Question

For the following exercises, use this scenario: A child enters a carousel that takes one minute to revolve once around. The child enters at the point (0,1), that is, on the due north position. Assume the carousel revolves counter clockwise.

What are the coordinates of the child after 90 seconds?

Answer 1

Consider the scenario referred in the textbook. So, the child is at an angle of θ = π/2 initially. The carousel revolves counterclockwise. As it will be revolved by an angle of 2π in 1 hour or 60 minutes, the measurement of the angle by which the carousel revolves in 90 seconds will be,

2π × 1/60 × 90 = 3π

 

So, the carousel will be at an angle of π/2 + 3π = 7π/2 after 90 seconds.

 

Consider the sine and cosine function in a unit circle,

x = cosθ

y = sinθ

 

Compute the reference angle of 7π/2 as follows:

7π/2 – 2π = 3π/2

  3π/2 – π = π/2

 

So, the values of sine and cosine functions at an angle of 7π/2 will be equal to their values at angle of 3π/2. The angle is in third quadrant.

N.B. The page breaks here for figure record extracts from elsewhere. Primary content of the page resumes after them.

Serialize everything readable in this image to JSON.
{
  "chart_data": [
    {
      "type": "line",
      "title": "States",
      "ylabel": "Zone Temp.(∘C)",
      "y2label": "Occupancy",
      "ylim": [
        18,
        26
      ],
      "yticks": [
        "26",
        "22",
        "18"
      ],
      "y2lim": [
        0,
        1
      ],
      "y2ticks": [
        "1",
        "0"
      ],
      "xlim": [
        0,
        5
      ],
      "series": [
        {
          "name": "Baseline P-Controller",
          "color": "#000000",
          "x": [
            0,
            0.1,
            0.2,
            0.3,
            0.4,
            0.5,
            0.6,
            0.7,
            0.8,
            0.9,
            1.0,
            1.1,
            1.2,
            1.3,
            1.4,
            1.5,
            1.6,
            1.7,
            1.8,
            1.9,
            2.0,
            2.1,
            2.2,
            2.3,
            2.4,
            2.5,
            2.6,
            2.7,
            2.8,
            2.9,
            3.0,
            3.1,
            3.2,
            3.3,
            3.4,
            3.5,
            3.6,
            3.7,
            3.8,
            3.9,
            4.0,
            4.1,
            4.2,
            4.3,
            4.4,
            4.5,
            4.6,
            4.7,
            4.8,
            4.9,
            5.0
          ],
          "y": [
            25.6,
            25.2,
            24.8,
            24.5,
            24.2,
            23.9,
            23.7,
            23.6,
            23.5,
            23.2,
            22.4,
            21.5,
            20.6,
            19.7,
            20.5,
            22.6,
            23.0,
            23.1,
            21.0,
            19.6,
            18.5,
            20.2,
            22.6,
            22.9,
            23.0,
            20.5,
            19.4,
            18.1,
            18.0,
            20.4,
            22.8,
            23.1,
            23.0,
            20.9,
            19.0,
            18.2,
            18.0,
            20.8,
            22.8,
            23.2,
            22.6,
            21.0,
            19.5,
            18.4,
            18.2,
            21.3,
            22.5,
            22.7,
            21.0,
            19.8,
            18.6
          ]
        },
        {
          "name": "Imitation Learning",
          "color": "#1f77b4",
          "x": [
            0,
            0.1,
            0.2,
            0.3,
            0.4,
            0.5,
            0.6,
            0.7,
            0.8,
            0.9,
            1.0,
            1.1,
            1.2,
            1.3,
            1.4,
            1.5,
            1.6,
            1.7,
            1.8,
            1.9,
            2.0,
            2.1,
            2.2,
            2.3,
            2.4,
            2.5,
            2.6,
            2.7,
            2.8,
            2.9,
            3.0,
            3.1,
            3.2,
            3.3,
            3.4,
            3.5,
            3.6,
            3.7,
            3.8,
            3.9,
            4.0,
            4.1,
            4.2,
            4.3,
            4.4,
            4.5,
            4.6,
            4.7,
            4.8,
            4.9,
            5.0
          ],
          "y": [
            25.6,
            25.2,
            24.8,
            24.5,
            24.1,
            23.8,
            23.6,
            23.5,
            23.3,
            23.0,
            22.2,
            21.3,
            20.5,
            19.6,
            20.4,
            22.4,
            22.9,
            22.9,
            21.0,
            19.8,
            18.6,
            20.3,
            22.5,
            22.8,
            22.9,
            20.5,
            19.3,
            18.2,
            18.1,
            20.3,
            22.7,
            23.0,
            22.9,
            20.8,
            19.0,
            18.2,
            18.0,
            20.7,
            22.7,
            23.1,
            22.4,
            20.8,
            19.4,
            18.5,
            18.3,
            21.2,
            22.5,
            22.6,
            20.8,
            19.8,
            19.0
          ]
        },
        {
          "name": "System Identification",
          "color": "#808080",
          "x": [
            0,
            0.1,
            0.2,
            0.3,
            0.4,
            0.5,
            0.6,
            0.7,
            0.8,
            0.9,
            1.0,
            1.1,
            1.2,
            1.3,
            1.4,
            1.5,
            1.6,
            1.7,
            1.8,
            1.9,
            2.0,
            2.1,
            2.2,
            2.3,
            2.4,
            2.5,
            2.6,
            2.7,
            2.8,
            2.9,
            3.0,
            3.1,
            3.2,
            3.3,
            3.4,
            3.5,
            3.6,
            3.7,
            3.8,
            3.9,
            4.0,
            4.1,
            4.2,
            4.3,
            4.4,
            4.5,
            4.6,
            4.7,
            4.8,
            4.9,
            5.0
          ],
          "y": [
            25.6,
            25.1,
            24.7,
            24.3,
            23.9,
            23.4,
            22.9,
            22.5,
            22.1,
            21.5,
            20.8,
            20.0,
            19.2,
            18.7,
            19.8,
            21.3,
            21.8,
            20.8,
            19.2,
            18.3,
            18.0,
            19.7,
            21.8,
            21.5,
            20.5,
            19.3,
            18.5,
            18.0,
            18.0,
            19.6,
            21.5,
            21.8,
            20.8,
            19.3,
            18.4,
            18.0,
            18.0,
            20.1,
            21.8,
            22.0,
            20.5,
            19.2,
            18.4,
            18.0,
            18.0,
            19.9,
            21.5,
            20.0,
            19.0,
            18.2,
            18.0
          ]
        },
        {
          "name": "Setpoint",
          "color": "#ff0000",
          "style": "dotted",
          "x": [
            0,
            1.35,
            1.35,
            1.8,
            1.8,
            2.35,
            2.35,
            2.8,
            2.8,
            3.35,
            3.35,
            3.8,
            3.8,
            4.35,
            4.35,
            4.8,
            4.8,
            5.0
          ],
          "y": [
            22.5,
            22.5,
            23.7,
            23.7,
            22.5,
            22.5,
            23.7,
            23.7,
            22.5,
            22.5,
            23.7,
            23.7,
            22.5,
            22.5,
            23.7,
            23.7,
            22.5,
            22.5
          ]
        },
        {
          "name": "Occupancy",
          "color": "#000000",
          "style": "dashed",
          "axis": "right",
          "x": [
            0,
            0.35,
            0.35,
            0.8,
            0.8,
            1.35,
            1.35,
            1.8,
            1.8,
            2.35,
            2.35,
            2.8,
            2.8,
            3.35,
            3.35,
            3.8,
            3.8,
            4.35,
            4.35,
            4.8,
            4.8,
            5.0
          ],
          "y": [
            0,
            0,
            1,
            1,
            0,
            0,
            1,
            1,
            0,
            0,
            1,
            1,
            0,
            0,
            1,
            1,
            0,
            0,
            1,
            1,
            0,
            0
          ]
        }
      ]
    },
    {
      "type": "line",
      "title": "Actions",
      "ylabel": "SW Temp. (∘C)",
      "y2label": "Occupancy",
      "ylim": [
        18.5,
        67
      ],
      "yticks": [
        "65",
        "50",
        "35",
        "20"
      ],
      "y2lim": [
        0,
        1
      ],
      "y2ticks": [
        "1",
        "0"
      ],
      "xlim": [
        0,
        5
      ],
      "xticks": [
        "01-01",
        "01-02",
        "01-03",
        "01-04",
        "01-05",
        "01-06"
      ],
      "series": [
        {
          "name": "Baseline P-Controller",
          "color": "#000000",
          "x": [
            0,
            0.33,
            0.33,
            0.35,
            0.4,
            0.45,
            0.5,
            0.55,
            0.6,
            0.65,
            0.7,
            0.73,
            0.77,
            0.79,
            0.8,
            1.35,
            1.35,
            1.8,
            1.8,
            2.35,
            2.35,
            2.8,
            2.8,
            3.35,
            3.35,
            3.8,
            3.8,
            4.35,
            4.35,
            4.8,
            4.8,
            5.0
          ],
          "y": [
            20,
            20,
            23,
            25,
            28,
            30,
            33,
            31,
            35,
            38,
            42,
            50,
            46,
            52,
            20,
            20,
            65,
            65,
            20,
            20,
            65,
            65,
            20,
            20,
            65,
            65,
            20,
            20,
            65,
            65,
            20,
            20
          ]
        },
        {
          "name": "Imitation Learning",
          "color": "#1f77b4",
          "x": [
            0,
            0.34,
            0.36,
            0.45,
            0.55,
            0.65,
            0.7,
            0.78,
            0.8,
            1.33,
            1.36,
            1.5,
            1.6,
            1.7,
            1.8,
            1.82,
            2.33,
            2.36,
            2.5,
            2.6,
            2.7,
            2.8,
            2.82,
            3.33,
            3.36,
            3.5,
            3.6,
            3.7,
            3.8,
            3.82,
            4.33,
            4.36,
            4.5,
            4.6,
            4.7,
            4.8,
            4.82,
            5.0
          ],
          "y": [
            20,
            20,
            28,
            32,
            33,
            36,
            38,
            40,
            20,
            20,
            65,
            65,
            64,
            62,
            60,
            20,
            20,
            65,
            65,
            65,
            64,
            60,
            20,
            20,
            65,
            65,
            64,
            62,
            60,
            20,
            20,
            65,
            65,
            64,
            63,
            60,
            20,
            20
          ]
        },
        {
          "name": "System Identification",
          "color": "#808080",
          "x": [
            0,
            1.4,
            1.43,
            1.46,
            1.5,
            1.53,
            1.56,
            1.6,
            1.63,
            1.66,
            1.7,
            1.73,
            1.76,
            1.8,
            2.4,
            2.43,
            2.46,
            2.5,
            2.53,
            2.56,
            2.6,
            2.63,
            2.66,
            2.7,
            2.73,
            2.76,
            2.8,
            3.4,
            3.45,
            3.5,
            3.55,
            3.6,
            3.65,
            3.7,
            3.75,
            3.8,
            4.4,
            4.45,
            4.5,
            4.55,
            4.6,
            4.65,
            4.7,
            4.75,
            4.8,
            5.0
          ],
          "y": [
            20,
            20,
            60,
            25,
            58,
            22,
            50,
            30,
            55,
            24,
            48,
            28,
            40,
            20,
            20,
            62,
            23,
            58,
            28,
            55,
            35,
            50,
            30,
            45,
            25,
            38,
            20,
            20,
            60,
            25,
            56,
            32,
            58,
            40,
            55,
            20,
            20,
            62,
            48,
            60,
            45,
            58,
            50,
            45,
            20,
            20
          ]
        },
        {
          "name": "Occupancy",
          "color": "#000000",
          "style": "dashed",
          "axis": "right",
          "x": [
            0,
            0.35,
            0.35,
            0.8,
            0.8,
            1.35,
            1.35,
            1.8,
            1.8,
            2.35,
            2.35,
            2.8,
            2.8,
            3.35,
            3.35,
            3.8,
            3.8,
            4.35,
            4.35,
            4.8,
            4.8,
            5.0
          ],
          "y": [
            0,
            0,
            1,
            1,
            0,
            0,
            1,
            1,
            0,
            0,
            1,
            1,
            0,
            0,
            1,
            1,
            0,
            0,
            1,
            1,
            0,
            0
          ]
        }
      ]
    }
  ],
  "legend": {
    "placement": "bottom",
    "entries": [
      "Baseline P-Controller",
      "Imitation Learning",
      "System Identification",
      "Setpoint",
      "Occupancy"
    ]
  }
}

Compute the values of sine and cosine function as π/2.

 

For angle π/2, the values will be,

cos(π/2) = 0

 sin(π/2) = 1

 

As the angle 3π/2 is in third quadrant, the x-coordinate and y-coordinates of the required point will be negative.

 

Therefore, the co-ordinates of the child after 90 seconds will be (0, -1).

Therefore, the co-ordinates of the child after 90 seconds will be (0, -1).